Charlotte Fox, the seasoned high-altitude mountaineer who gained fame for surviving the 1996 Everest disaster chronicled in Jon Krakauer’s best-seller Into Thin Air, died in her home after an apparent fall down the stairs on May 24, 2018. Her 4.5-story home was perched on a steep mountainside overlooking Telluride, CO. She was 61.
“You’ve gone so far up the mountain, you’ve come so far from home, and you spent six months preparing for this goal … . There’s no way you’re going to turn around unless things are really going south,” Fox told a reporter from PBS’s Frontline, as reported by the Telluride Daily Planet, about that infamous blizzard on Everest in May 1996 that killed guides Scott Fischer, Rob Hall, and six other people. This grit followed Fox throughout her pursuits. Though the tragic events on Everest made her famous, she did not seek media attention—nor did she stop climbing.

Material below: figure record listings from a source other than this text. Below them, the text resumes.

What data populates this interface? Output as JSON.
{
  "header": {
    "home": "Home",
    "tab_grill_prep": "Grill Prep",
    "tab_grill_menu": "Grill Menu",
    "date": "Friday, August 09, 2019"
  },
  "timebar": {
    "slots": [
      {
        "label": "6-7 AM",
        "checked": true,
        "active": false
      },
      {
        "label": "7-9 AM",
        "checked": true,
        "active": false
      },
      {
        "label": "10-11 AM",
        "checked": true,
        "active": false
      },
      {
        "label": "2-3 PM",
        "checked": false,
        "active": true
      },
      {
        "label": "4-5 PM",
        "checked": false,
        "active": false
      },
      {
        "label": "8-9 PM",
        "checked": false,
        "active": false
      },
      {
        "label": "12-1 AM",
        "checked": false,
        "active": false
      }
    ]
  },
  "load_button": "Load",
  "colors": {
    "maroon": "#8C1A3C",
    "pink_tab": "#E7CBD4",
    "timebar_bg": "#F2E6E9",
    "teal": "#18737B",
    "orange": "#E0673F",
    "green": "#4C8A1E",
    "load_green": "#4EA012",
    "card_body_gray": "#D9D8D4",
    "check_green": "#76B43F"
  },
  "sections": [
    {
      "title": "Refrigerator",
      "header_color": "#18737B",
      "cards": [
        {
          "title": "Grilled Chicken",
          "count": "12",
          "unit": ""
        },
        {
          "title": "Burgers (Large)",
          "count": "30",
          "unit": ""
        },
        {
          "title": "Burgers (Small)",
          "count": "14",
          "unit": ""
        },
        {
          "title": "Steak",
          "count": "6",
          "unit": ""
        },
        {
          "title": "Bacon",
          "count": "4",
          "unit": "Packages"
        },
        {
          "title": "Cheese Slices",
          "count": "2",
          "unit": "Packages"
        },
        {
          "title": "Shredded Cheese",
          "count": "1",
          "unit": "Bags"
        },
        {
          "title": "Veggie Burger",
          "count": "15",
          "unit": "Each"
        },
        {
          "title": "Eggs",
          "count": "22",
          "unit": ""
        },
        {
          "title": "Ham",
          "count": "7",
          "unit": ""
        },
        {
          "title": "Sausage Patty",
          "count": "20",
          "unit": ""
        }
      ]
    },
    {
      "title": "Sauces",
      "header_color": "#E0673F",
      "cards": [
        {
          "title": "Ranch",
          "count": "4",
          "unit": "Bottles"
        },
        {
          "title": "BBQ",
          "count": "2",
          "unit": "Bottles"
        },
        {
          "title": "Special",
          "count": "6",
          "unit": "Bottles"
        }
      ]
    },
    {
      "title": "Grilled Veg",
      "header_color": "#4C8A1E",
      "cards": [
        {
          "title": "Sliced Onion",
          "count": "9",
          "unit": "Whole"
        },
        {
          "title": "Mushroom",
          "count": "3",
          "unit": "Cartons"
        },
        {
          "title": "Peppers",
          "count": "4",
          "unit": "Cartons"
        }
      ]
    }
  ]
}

Born in Greensboro, NC, and described by friends as having “Southern charm” and strong work ethic, Fox came to Colorado after college and made her home there. She was the first American woman to climb three 8,000-meter peaks (Gasherbrum II, Cho Oyu, and Everest). She went on to climb two more 8,000-meter peaks—Dhaulagiri and Manaslu—and ticked off each of the tallest peaks on the continents. For her final of the Seven Summits, Mount Elbrus in 2014, an all-women team raised nearly $10,000 for the dZi Foundation, a Ridgeway, Colorado-based nonprofit that serves remote, underserved communities in Nepal. Fox skied off the summit. She also explored her own backyard. She had climbed all 54 of Colorado’s peaks above 14,000 feet, or 14ers, and was a ski patroller for three decades, first in Aspen, then Telluride.
Though she turned 61 on May 10, she had not slowed down. On May 3, Fox returned to Telluride from an attempt at another Himalayan peak, 23,389-foot Baruntse, a climb her team aborted because their guide didn’t seem up to the task, as she told me and my husband, Ben Clark, while walking her beloved dog, Gus, down main street on the day of her fateful fall. As it was the weekend of the 40th annual Mountainfilm, she had houseguests at the time. Having survived so much adversity in the mountains, Fox’s death in her own home shocked and saddened the climbing community near and far.
“Charlotte Fox told us to quit talking about our dreams and just get after them—now,” says longtime friend and mountaineer Jordan Campbell. “Her inspired mountaineering life was a crazy mix of love, friendship, fire, humor, and grand heroics, which brought out the best in all of us. She had triumph and tragedy woven through her years on 8,000-meter peaks, backcountry skiing, rock climbing, and with her relationships. Charlotte was a standout leader of North American mountaineering early on and never wavered or changed course. We were always in awe of her and the life she led…the hole in our hearts is gaping.”
A memorial is tentatively planned for August.